For his part, Rasmussen reiterated the alliance's support for the White House's deadline to have all U.S. and coalition forces out of the country within the next year.
"Our goal is in sight [and] soon, we will reach an important milestone," the NATO chief said during the joint briefing with Obama.
Roughly 66,000 American troops remain in Afghanistan, with half of those forces scheduled to withdraw from the country this spring.
The final 32,000 American forces remaining in country will start coming home following the country's presidential election in April 2014 — officially ending America's combat role in Afghanistan.
"The Afghans will take the lead for security across the country ... [and] by the end of 2014, our combat mission will be completed, our combat troops will return home, the Afghan security forces will take full responsibility for the security," he added.
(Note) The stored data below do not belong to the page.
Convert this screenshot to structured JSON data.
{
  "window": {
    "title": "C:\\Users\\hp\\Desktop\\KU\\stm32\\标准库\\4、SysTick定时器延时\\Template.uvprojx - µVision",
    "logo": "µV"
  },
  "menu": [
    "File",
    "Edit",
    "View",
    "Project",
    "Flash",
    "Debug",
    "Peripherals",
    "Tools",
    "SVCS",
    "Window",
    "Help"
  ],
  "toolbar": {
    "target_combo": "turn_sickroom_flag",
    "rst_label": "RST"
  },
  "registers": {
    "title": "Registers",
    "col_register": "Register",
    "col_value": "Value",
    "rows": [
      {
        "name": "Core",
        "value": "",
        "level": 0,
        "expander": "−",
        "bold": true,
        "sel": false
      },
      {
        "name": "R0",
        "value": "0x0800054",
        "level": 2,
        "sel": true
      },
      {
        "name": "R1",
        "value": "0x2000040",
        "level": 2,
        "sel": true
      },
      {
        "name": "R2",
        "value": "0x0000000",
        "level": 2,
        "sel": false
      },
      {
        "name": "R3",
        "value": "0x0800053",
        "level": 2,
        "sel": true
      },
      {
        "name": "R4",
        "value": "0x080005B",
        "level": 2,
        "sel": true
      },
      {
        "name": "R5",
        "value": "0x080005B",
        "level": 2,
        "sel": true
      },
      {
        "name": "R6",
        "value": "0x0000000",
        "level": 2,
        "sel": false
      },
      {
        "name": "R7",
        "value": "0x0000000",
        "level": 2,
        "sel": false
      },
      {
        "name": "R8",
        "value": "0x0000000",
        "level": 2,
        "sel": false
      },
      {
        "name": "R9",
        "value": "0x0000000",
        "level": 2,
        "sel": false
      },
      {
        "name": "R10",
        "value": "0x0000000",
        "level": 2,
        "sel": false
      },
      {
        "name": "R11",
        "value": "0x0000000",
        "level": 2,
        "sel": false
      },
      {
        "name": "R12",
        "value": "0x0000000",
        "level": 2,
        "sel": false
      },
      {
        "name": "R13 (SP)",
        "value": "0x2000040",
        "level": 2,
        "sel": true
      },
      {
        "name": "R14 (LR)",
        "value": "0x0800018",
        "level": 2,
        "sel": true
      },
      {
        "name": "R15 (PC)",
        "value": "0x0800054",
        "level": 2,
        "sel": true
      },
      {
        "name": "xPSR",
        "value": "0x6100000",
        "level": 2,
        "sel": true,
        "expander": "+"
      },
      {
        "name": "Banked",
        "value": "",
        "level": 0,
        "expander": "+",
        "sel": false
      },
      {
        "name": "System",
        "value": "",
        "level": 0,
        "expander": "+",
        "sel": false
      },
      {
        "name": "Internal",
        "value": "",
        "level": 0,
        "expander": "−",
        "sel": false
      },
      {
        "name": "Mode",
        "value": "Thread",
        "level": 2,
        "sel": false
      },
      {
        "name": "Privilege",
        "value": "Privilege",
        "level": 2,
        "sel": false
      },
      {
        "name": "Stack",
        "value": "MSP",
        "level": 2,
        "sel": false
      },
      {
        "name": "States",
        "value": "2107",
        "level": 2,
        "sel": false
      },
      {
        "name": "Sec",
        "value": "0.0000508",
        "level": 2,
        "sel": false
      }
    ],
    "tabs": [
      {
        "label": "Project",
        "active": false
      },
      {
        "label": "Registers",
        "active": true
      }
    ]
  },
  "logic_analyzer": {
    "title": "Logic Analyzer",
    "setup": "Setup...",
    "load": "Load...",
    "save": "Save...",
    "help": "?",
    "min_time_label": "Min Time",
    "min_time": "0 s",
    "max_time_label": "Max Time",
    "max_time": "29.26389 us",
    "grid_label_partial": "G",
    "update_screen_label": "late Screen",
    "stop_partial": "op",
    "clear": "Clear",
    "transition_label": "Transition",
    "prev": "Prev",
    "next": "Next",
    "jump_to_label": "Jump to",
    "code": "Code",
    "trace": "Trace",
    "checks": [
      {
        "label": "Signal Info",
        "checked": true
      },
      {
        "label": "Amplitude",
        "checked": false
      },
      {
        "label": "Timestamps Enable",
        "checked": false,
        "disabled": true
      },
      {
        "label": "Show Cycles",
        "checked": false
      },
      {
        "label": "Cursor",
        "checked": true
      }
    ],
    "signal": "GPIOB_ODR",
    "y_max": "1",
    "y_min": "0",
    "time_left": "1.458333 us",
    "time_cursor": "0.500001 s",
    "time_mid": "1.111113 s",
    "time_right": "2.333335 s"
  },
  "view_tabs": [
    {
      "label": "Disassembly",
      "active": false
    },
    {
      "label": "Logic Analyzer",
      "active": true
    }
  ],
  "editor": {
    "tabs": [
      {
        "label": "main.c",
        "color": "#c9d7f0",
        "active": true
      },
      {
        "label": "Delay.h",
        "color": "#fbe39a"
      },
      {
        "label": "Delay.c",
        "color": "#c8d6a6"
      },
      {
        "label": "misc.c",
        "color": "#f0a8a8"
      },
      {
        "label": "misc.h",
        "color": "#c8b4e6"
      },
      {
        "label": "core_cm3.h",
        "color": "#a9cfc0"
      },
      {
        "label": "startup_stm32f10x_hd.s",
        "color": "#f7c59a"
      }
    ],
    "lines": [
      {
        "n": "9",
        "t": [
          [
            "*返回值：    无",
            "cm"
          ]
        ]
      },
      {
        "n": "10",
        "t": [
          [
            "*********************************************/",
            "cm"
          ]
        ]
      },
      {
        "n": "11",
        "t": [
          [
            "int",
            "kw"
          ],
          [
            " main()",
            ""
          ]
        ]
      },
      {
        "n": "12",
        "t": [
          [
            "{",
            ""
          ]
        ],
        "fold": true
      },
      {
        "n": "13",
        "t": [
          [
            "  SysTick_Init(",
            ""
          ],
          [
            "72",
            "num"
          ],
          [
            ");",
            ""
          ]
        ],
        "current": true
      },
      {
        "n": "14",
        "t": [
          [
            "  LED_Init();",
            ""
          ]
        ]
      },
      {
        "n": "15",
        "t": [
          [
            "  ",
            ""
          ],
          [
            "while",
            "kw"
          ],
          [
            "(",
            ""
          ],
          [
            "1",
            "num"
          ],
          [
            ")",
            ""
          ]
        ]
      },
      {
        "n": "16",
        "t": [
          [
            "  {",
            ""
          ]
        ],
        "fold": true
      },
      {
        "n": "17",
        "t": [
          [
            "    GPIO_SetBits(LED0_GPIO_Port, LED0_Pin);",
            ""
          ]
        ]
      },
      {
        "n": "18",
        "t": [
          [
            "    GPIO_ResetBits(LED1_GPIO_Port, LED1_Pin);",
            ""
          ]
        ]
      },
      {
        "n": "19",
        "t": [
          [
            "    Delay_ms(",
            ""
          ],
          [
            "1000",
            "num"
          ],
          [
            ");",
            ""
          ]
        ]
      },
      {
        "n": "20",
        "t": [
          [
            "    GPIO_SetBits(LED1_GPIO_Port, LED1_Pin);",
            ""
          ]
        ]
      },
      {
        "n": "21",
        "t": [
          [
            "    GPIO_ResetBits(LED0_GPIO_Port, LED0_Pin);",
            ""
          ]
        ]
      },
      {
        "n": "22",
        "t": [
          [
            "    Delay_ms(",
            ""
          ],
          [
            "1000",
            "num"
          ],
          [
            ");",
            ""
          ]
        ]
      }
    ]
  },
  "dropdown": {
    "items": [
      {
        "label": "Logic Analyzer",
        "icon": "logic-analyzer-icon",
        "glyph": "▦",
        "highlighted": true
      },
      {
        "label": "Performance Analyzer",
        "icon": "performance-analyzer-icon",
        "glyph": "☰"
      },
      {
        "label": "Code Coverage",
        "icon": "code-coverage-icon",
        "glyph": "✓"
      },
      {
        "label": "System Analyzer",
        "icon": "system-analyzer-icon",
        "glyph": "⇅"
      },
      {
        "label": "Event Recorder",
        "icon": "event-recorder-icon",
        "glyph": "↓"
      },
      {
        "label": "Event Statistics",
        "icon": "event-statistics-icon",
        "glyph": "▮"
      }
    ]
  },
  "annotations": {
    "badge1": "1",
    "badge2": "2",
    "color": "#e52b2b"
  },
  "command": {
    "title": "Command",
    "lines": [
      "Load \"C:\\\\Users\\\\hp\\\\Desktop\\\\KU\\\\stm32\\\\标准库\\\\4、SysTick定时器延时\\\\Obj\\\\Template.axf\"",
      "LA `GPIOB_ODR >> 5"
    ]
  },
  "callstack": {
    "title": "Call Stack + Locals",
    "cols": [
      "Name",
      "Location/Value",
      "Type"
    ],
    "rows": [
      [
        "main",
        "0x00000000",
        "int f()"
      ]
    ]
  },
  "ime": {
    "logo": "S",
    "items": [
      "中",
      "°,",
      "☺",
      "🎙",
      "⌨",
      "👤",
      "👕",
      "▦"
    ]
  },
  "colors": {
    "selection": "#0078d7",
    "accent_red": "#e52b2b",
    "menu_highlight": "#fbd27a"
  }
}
Obama noted the two leaders discussed several options on how to prepare and support Afghanistan as it assumes control of the country, politically and militarily, after 2014 and beyond.
"We had an opportunity to discuss not only the planning for the next year and a half, but also what kinds of steps we could take post-2014," Obama said.
Those steps, he added, will "continue to ensure that Afghan security forces are effective and can control their own borders, and NATO members can be assured that Afghanistan will not be used as a base for terrorism in the future."
However, Obama and Rasmussen declined to provide details on the number of U.S. and NATO troops that would remain behind in Afghanistan to aid in that transition.
Gen. Joseph Dunford, the head of U.S. and coalition forces in Afghanistan, along with other former American commanders have called for a U.S. force of more than 13,000 troops for postwar Afghanistan.
That force would be backed by a 6,000 to 7,000-man NATO contingent, with the total coalition force conducting training and advising missions for the Afghan National Security Forces (ANSF).
Former Central Command chief Gen. James Mattis and former top officer in Afghanistan, Gen. John Allen, also expressed support for the 13,000-troop force.
However that recommendation runs contrary to the 8,000 to 9,000 troops the White House is reportedly eying for postwar Afghanistan.
Administration officials have also flirted with the notion of leaving no American troops in country after 2014.
Whatever the postwar troop figure ends up being, that force will represent America's legacy in the "final chapter" of the Afghan war, according to the president.
"Not only will [we] ... be able to underscore this final chapter in our Afghan operations but also to paint a picture of a future whereby we’re partnering with the Afghan government on behalf of the Afghan people and on behalf of world security," Obama said.